Bu cemiyet, 1911 yılında, Ğuaze isimli bir dergi çıkarmıştır. Derginin ilk sayısını incelediğimizde, derginin yönetim merkezi olarak Çemberlitaş Çerkez Kulübü yazdığını ve derginin imtiyaz sahibinin Yusuf Suat Neğuç olduğunu görmekteyiz. Dergi, kapak başlığının altında kendisini siyasi, ekonomik, toplumsal ve ilmi bir dergi olarak tanıtmaktadır. İlk sayıları pazartesi günleri basılan bu derginin fiyatı ise yirmi para olarak belirlenmiştir (Ğuaze, 1911).

Haftada bir defa çıkan bu dergi, ileriki yıllarda on beş günde bir basılmıştır. 1911-1914 yılları arasında yayın hayatına devam eden derginin günümüze ulaşan nüshalarını incelediğimizde, dergide yazı yazan yazarlar olarak; Tahir Hayrettin, Hayriye Melek, İsmail Aziz, Tleşeruk Şemsettin, Pçıhaluk M. Ali, Süleyman Tevfik isimleri karşımıza çıkan bazı isimlerdir. Bu yazarlardan farklı olarak, okuyucu mektupları ve çeşitli duyuruların da dergi içerisinde yer aldığı görülmektedir. 1914 yılında, 1. Dünya Savaşının başlamasının ardından, bu derginin yazarlarının birçoğunun cepheye gitmelerinden dolayı, dergi yayın hayatına ara vermek zorunda kalmıştır.

Cemiyetin Çerkezce için bir alfabe hazırlaması, Osmanlı ülkesi ve Kafkaslarda okullar açması, sarayda bulunan Çerkez kökenli bayan hizmetlilerin özgürlüğü için çalışmalar yapması, cemiyetin başarılı faaliyetleri olarak sayılabilmektedir (Aksoy, 2003).
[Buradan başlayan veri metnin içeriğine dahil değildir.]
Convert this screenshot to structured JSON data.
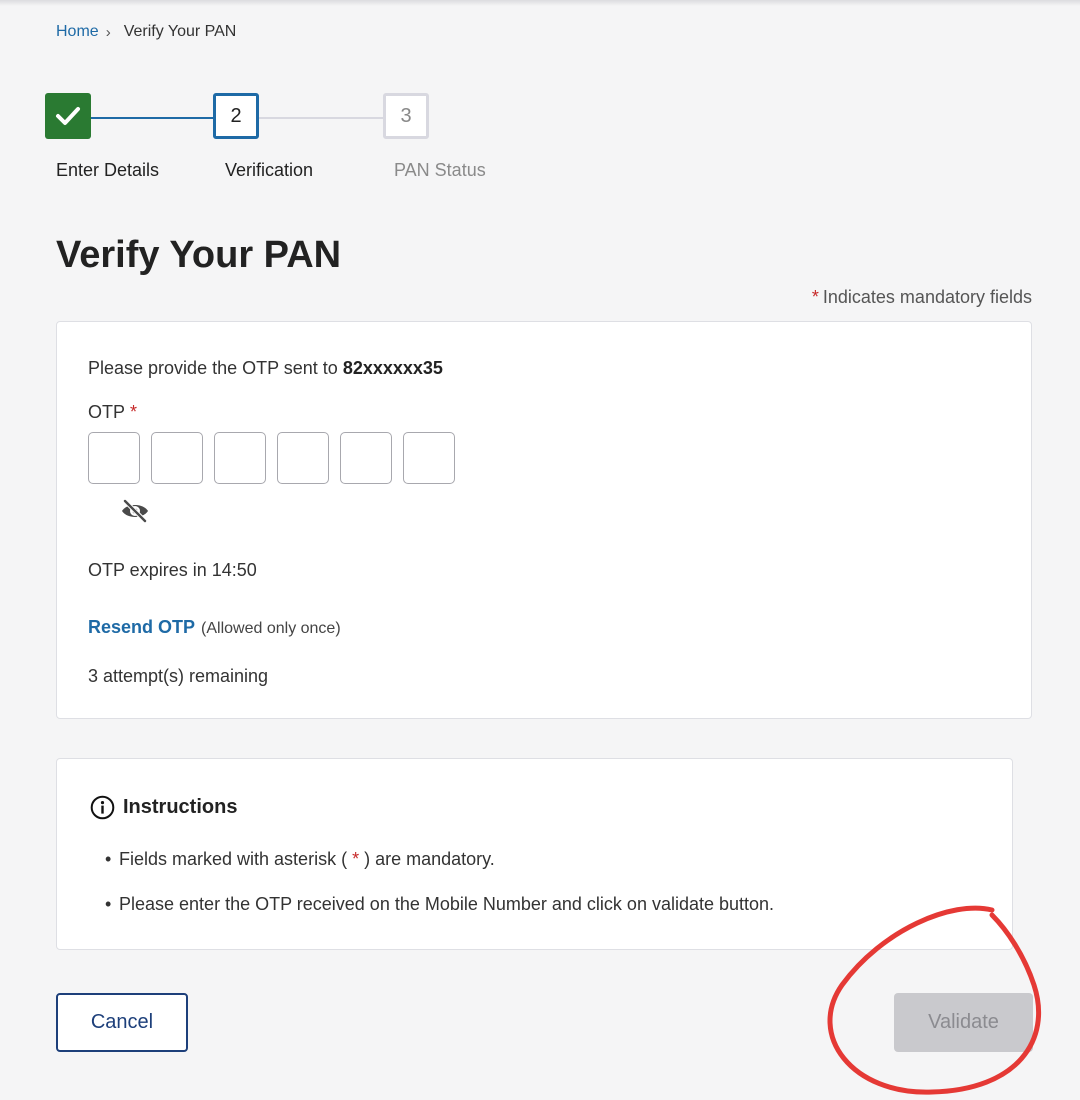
{
  "breadcrumb": {
    "home": "Home",
    "separator": "›",
    "current": "Verify Your PAN"
  },
  "stepper": {
    "steps": [
      {
        "number": "",
        "label": "Enter Details",
        "state": "completed"
      },
      {
        "number": "2",
        "label": "Verification",
        "state": "active"
      },
      {
        "number": "3",
        "label": "PAN Status",
        "state": "pending"
      }
    ]
  },
  "page": {
    "title": "Verify Your PAN",
    "mandatory_star": "*",
    "mandatory_note": "Indicates mandatory fields"
  },
  "otp": {
    "prompt": "Please provide the OTP sent to",
    "mobile": "82xxxxxx35",
    "label": "OTP",
    "required_star": "*",
    "digits": [
      "",
      "",
      "",
      "",
      "",
      ""
    ],
    "expiry": "OTP expires in 14:50",
    "resend_link": "Resend OTP",
    "resend_note": "(Allowed only once)",
    "attempts": "3 attempt(s) remaining"
  },
  "instructions": {
    "title": "Instructions",
    "item1_before": "Fields marked with asterisk (",
    "item1_star": " * ",
    "item1_after": ") are mandatory.",
    "item2": "Please enter the OTP received on the Mobile Number and click on validate button."
  },
  "actions": {
    "cancel": "Cancel",
    "validate": "Validate"
  },
  "colors": {
    "primary": "#1e6aa6",
    "success": "#2a7a32",
    "required": "#c62828",
    "annotation": "#e53935",
    "disabled": "#c9c9cd"
  },
  "icons": {
    "step1": "check-icon",
    "otp_visibility": "eye-off-icon",
    "instructions": "info-circle-icon"
  }
}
1919 yılı 18 Mayısında, bu cemiyetin bir kolu olarak Çerkez Kadınları Teavün Cemiyeti kurulmuştur. Bu cemiyeti kuran ileri görüşlü ve aydın Çerkez kadınları, Çerkez toplumunun eğitimi için büyük çabalar sarf etmişlerdir. Bu aydın kadınların amacı, Çerkez çocuklarını, bilim, sanat ve kültürel yönden eğitmekti

(21)

(Hunç, 1920). Bu kadınların isimleri; Hayriye Melek Hunç, Makbule Berzek, Emine Reşit Zalike, Seza Pekhu, Faika Hanım’dır (Güsar, 1975).

Cemiyet kurulduktan yaklaşık bir yıl sonra, bir okul binası satın almış ve ardından Çerkezce dersler için öğretmenler görevlendirmiştir. Bu cemiyet, Çerkez çocuklarına kendi anadilleri ile eğitim vermiştir.

Bu okulda öğrenciler, altıncı sınıfa kadar öğrenim görmekteydiler. Her sınıfında 25-30 öğrenci bulunan bu okulun toplam öğrenci sayısı 150-180 kadardı. Okulda okuyan öğrencilerin çoğu Çerkez kökenlilerden oluşuyordu. Bu okulda çok çeşitli bir ders programı varlığı, kız ver erkek öğrencilerin bir arada okuması, bünyesinde bulunan anasınıfı sayesinde öğrencilerin erkenden eğitim hayatına dâhil olması, bu okulun, zamanına göre çok modern sayılmasına neden olan etkenler arasındaydı. Bu sayılan yenilikler, Türkiye eğitim tarihi açısından ilklerin arasındadır.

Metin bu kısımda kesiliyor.